Politically, our shire is distinctive. Large numbers of retreating city dwellers running small businesses from home, seeking alternative lifestyles and spiritualities and a small, friendly community to raise their kids in mean our local government has a strong contingent of the political left and Green. One of the alternative centers of Australia, undisputed in terms of a New Age lifestyle, people arrive here seeking healthier ways to live, inner peace, and active community. Distinct from the city councils to the south, north, and west, our shire has a very particular political, social, and cultural identity.

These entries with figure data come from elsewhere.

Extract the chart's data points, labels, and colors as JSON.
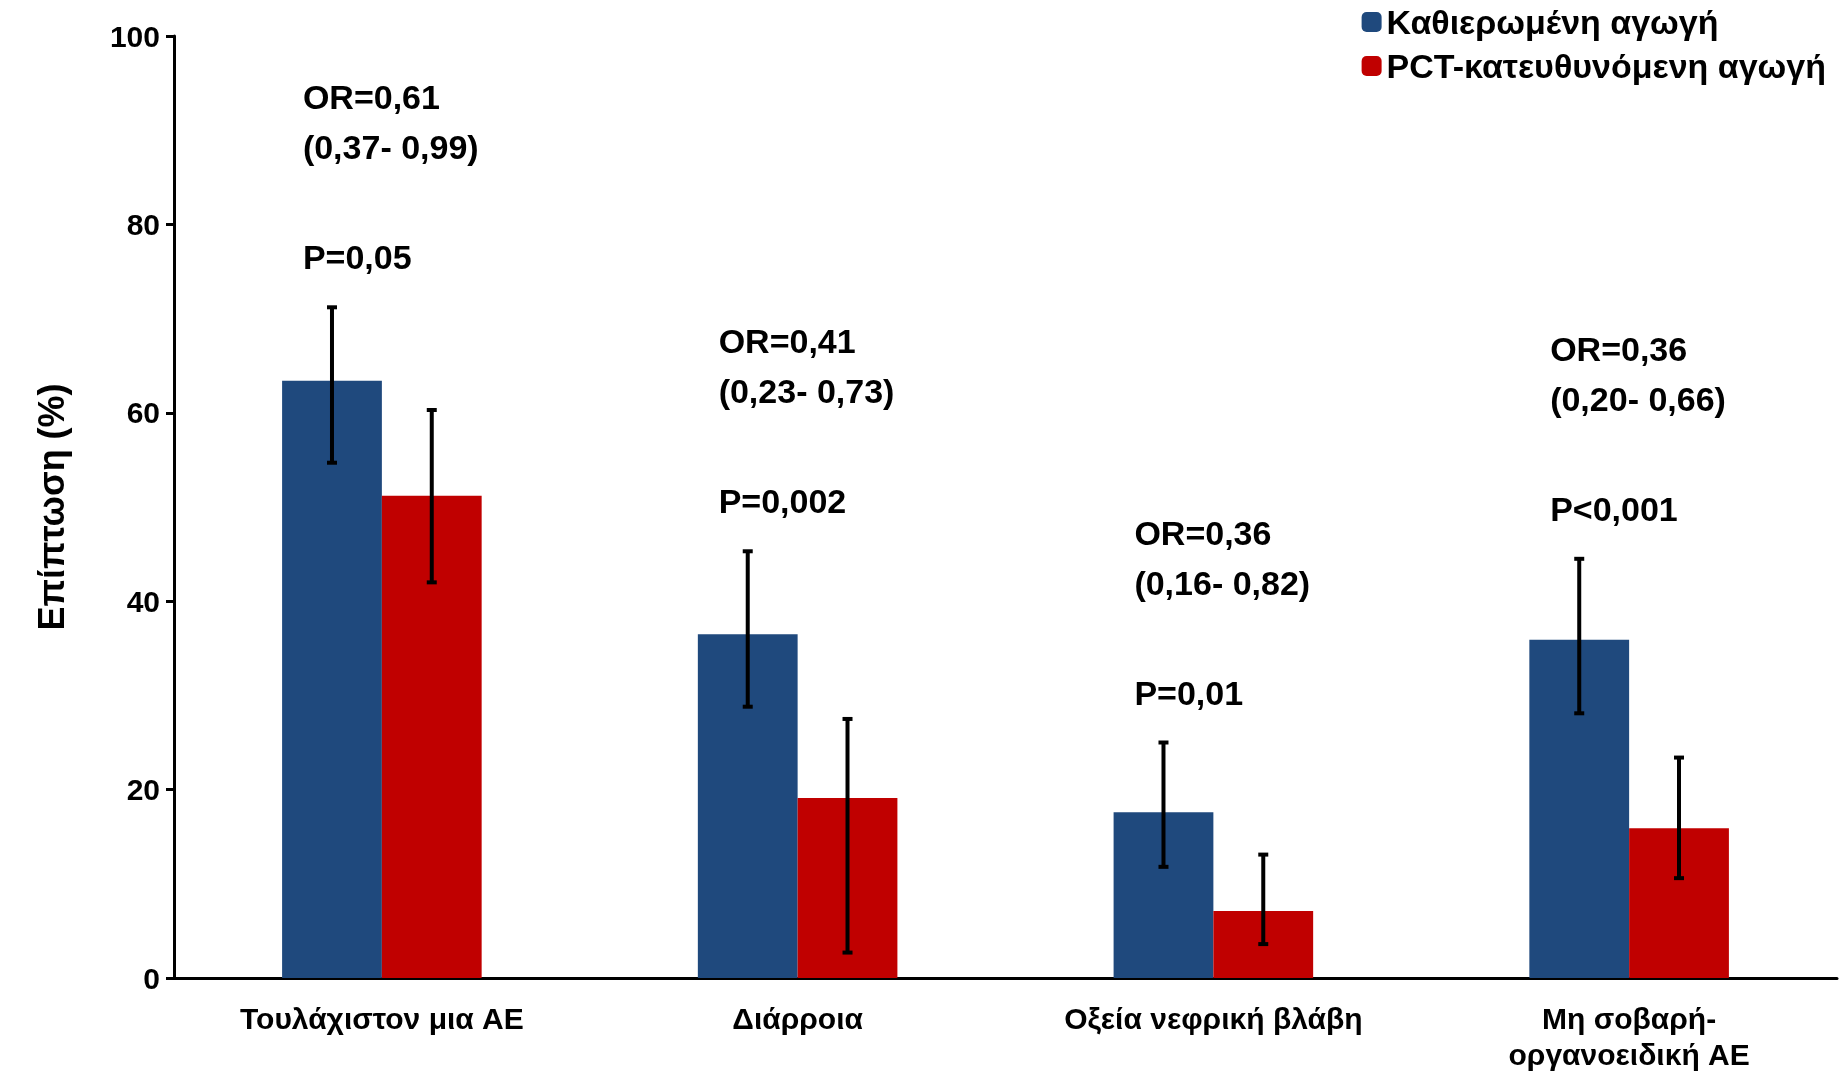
{
  "chart_data": {
    "type": "bar",
    "ylabel": "Επίπτωση (%)",
    "categories": [
      "Τουλάχιστον μια AE",
      "Διάρροια",
      "Οξεία νεφρική βλάβη",
      "Μη σοβαρή-\nοργανοειδική AE"
    ],
    "series": [
      {
        "name": "Καθιερωμένη αγωγή",
        "color": "#1f497d",
        "values": [
          63.4,
          36.5,
          17.6,
          35.9
        ],
        "errors": [
          [
            54.7,
            71.2
          ],
          [
            28.8,
            45.3
          ],
          [
            11.8,
            25.0
          ],
          [
            28.1,
            44.5
          ]
        ]
      },
      {
        "name": "PCT-κατευθυνόμενη αγωγή",
        "color": "#c00000",
        "values": [
          51.2,
          19.1,
          7.1,
          15.9
        ],
        "errors": [
          [
            42.0,
            60.3
          ],
          [
            2.7,
            27.5
          ],
          [
            3.6,
            13.1
          ],
          [
            10.6,
            23.4
          ]
        ]
      }
    ],
    "ylim": [
      0,
      100
    ],
    "yticks": [
      0,
      20,
      40,
      60,
      80,
      100
    ],
    "grid": false,
    "legend": "top right",
    "annotations": [
      "OR=0,61\n(0,37- 0,99)",
      "P=0,05",
      "OR=0,41\n(0,23- 0,73)",
      "P=0,002",
      "OR=0,36\n(0,16- 0,82)",
      "P=0,01",
      "OR=0,36\n(0,20- 0,66)",
      "P<0,001"
    ]
  }
}
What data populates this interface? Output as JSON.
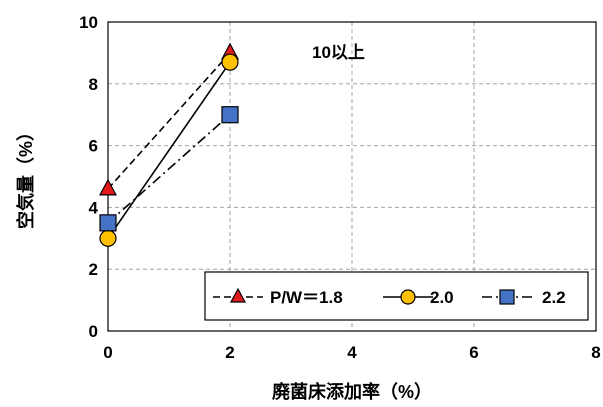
{
  "chart_data": {
    "type": "line",
    "xlabel": "廃菌床添加率（%）",
    "ylabel": "空気量（%）",
    "annotation": "10以上",
    "xlim": [
      0,
      8
    ],
    "ylim": [
      0,
      10
    ],
    "x_ticks": [
      "0",
      "2",
      "4",
      "6",
      "8"
    ],
    "y_ticks": [
      "0",
      "2",
      "4",
      "6",
      "8",
      "10"
    ],
    "grid": true,
    "legend_position": "bottom-right",
    "series": [
      {
        "name": "P/W＝1.8",
        "x": [
          0,
          2
        ],
        "y": [
          4.6,
          9.0
        ],
        "marker": "triangle",
        "color": "#e31a1c",
        "line": "dashed"
      },
      {
        "name": "2.0",
        "x": [
          0,
          2
        ],
        "y": [
          3.0,
          8.7
        ],
        "marker": "circle",
        "color": "#ffc000",
        "line": "solid"
      },
      {
        "name": "2.2",
        "x": [
          0,
          2
        ],
        "y": [
          3.5,
          7.0
        ],
        "marker": "square",
        "color": "#4472c4",
        "line": "dashdot"
      }
    ]
  }
}
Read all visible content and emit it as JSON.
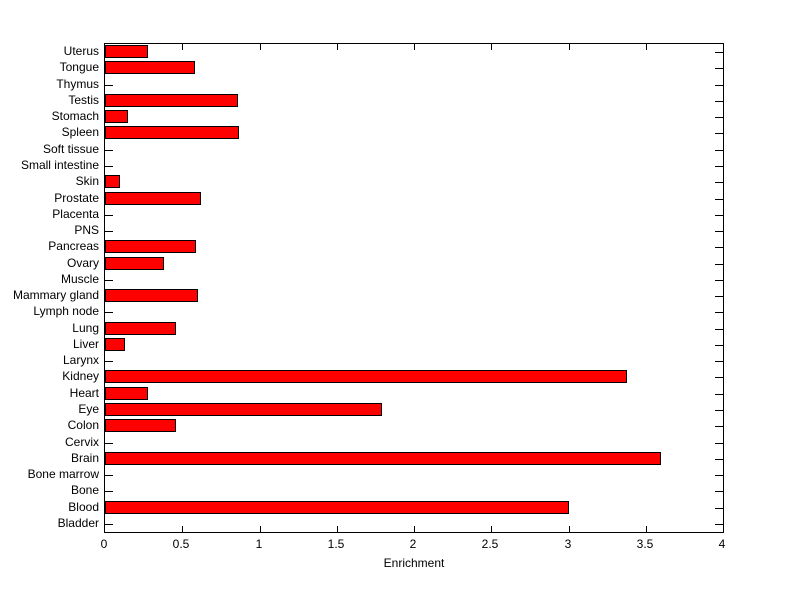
{
  "chart_data": {
    "type": "bar",
    "orientation": "horizontal",
    "title": "",
    "xlabel": "Enrichment",
    "ylabel": "",
    "xlim": [
      0,
      4
    ],
    "xticks": [
      0,
      0.5,
      1,
      1.5,
      2,
      2.5,
      3,
      3.5,
      4
    ],
    "xtick_labels": [
      "0",
      "0.5",
      "1",
      "1.5",
      "2",
      "2.5",
      "3",
      "3.5",
      "4"
    ],
    "grid": false,
    "legend": null,
    "bar_color": "#ff0000",
    "bar_edge_color": "#000000",
    "categories": [
      "Uterus",
      "Tongue",
      "Thymus",
      "Testis",
      "Stomach",
      "Spleen",
      "Soft tissue",
      "Small intestine",
      "Skin",
      "Prostate",
      "Placenta",
      "PNS",
      "Pancreas",
      "Ovary",
      "Muscle",
      "Mammary gland",
      "Lymph node",
      "Lung",
      "Liver",
      "Larynx",
      "Kidney",
      "Heart",
      "Eye",
      "Colon",
      "Cervix",
      "Brain",
      "Bone marrow",
      "Bone",
      "Blood",
      "Bladder"
    ],
    "values": [
      0.28,
      0.58,
      0,
      0.86,
      0.15,
      0.87,
      0,
      0,
      0.1,
      0.62,
      0,
      0,
      0.59,
      0.38,
      0,
      0.6,
      0,
      0.46,
      0.13,
      0,
      3.38,
      0.28,
      1.79,
      0.46,
      0,
      3.6,
      0,
      0,
      3.0,
      0
    ]
  }
}
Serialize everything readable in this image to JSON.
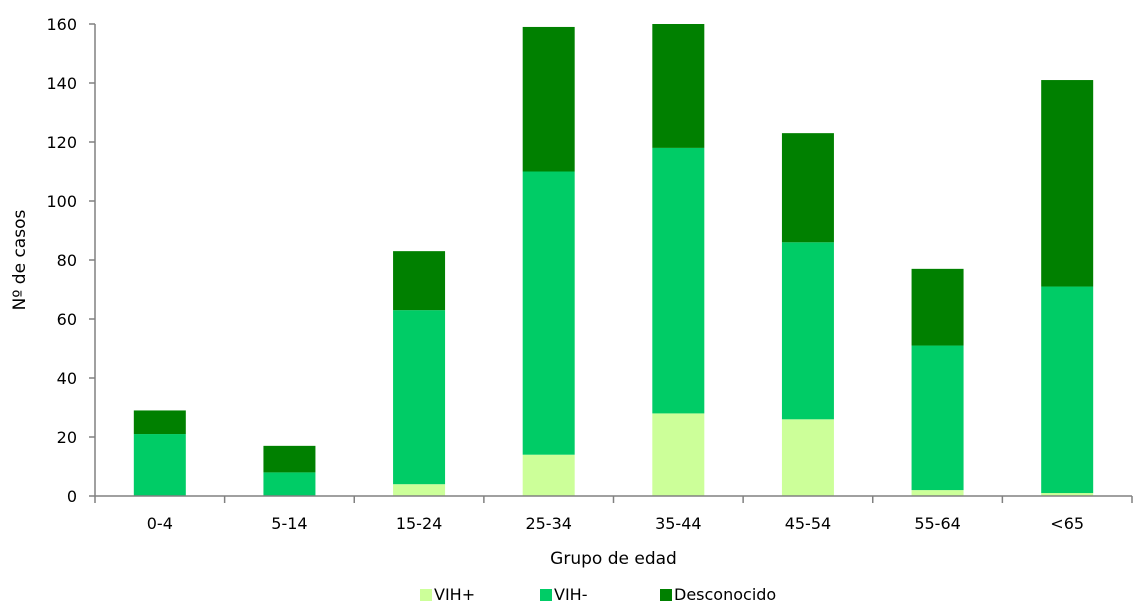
{
  "chart_data": {
    "type": "bar",
    "stacked": true,
    "title": "",
    "xlabel": "Grupo de edad",
    "ylabel": "Nº de casos",
    "ylim": [
      0,
      160
    ],
    "yticks": [
      0,
      20,
      40,
      60,
      80,
      100,
      120,
      140,
      160
    ],
    "grid": false,
    "legend": "bottom",
    "categories": [
      "0-4",
      "5-14",
      "15-24",
      "25-34",
      "35-44",
      "45-54",
      "55-64",
      "<65"
    ],
    "series": [
      {
        "name": "VIH+",
        "color": "#ccff99",
        "values": [
          0,
          0,
          4,
          14,
          28,
          26,
          2,
          1
        ]
      },
      {
        "name": "VIH-",
        "color": "#00cc66",
        "values": [
          21,
          8,
          59,
          96,
          90,
          60,
          49,
          70
        ]
      },
      {
        "name": "Desconocido",
        "color": "#008000",
        "values": [
          8,
          9,
          20,
          49,
          42,
          37,
          26,
          70
        ]
      }
    ]
  }
}
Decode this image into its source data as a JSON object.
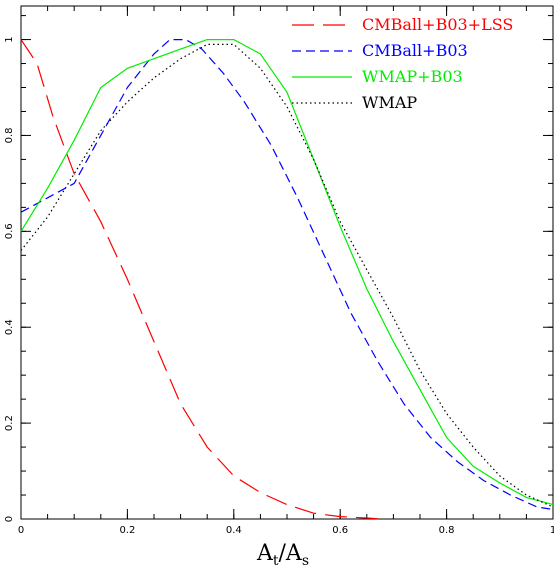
{
  "chart_data": {
    "type": "line",
    "title": "",
    "xlabel": "",
    "ylabel": "",
    "xlim": [
      0,
      1
    ],
    "ylim": [
      0,
      1.07
    ],
    "x_ticks": [
      0,
      0.2,
      0.4,
      0.6,
      0.8,
      1
    ],
    "x_tick_labels": [
      "0",
      "0.2",
      "0.4",
      "0.6",
      "0.8",
      "1"
    ],
    "y_ticks": [
      0,
      0.2,
      0.4,
      0.6,
      0.8,
      1
    ],
    "y_tick_labels": [
      "0",
      "0.2",
      "0.4",
      "0.6",
      "0.8",
      "1"
    ],
    "grid": false,
    "legend_position": "top-right",
    "x_axis_title": {
      "main": "A",
      "sub1": "t",
      "slash": "/A",
      "sub2": "s"
    },
    "series": [
      {
        "name": "CMBall+B03+LSS",
        "color": "#ff0000",
        "dash": "long-dash",
        "x": [
          0,
          0.03,
          0.06,
          0.1,
          0.15,
          0.2,
          0.25,
          0.3,
          0.35,
          0.4,
          0.45,
          0.5,
          0.55,
          0.6,
          0.65,
          0.68
        ],
        "y": [
          1,
          0.95,
          0.84,
          0.72,
          0.62,
          0.5,
          0.37,
          0.24,
          0.15,
          0.09,
          0.055,
          0.03,
          0.012,
          0.005,
          0.002,
          0.0
        ]
      },
      {
        "name": "CMBall+B03",
        "color": "#0000ff",
        "dash": "short-dash",
        "x": [
          0,
          0.05,
          0.1,
          0.15,
          0.2,
          0.25,
          0.28,
          0.31,
          0.34,
          0.38,
          0.42,
          0.47,
          0.52,
          0.57,
          0.62,
          0.67,
          0.72,
          0.77,
          0.82,
          0.87,
          0.92,
          0.97,
          1.0
        ],
        "y": [
          0.64,
          0.67,
          0.7,
          0.8,
          0.9,
          0.97,
          1.0,
          1.0,
          0.98,
          0.93,
          0.87,
          0.78,
          0.67,
          0.55,
          0.43,
          0.33,
          0.24,
          0.17,
          0.12,
          0.08,
          0.05,
          0.025,
          0.02
        ]
      },
      {
        "name": "WMAP+B03",
        "color": "#00ee00",
        "dash": "solid",
        "x": [
          0,
          0.05,
          0.1,
          0.15,
          0.2,
          0.25,
          0.3,
          0.35,
          0.4,
          0.45,
          0.5,
          0.55,
          0.6,
          0.65,
          0.7,
          0.75,
          0.8,
          0.85,
          0.9,
          0.95,
          1.0
        ],
        "y": [
          0.6,
          0.69,
          0.79,
          0.9,
          0.94,
          0.96,
          0.98,
          1.0,
          1.0,
          0.97,
          0.89,
          0.75,
          0.61,
          0.48,
          0.37,
          0.27,
          0.17,
          0.11,
          0.075,
          0.045,
          0.03
        ]
      },
      {
        "name": "WMAP",
        "color": "#000000",
        "dash": "dotted",
        "x": [
          0,
          0.05,
          0.1,
          0.15,
          0.2,
          0.25,
          0.3,
          0.35,
          0.4,
          0.45,
          0.5,
          0.55,
          0.6,
          0.65,
          0.7,
          0.75,
          0.8,
          0.85,
          0.9,
          0.95,
          1.0
        ],
        "y": [
          0.56,
          0.63,
          0.72,
          0.81,
          0.87,
          0.92,
          0.96,
          0.99,
          0.99,
          0.94,
          0.86,
          0.75,
          0.62,
          0.52,
          0.42,
          0.31,
          0.22,
          0.15,
          0.09,
          0.05,
          0.025
        ]
      }
    ]
  }
}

The borders of the shire made sense as a boundary for our circle, the extent to which its influence would extend. But I didn’t just want a line drawn on a map to guide and hold our magic; I wanted actual places, eight distinct markers, like standing stones. Instead of standing stones, or anything like them—anything that had been carted there by humans or told what function it would perform—I wanted to discover places already existing, holding their own magic, and ask if they would extend their briefs to include holding one corner of our eight-cornered circle.
We looked at maps. Water was the first and most obvious thing we saw. East of us was the sea. In fact, the sea was not just east, it was also south-east and north-east. There was a lot of sea. When we looked west on the map we saw all the streams and rivers; the larger area our shire is part of is called the Northern Rivers. There was a lot of fresh water; those rivers are so enormous that, seeing them, I am always astounded we can ever experience drought or water shortages. When we looked at the map of Australia we saw that the Great Artesian Basin lay directly west of us. This vast underground water supply, surely sacred to the continent of Australia, is to my mind the best and most magical sort of water to have in Australia: fresh water hidden and contained under the earth. In this hot, dry land, water has to be held, protected; this whisper of secret water carving its own passages through the land unseen seemed incredibly potent.
There was something else we saw on the map that first time we looked. The extinct volcano that had created this land and still dominated all the landscape around lay to our north-west. It was not strictly inside the boundaries of the shire, yet it had created the shire. The edges of its caldera swept around us; we received its rains now as the land had received its fire earlier, before humans were here. To our north lay the equator and the hot midday sun; it should be the high point of the circle, the place of the most obvious blazing power, and yet somehow it never had been. Without us planning or asking for it—and rather to my perplexedness and slight annoyance—again and again North-West came through more strongly than North whenever we cast a circle and nearly regardless of whoever was calling to the direction. Looking at the map, for the first time we saw why.
Our land was shaped by the energies of this volcano. If you listened to the land, if you called to what you felt and saw and heard, that was what you called to. The volcano—and therefore the North-West—was the origin of our land; it was naturally the orientation of our circle. We came to see it also as a guardian—one not significantly noticed by us before, but that now, within the Circle of Eight, was accorded its rightful place in our understanding of this particular land’s magic.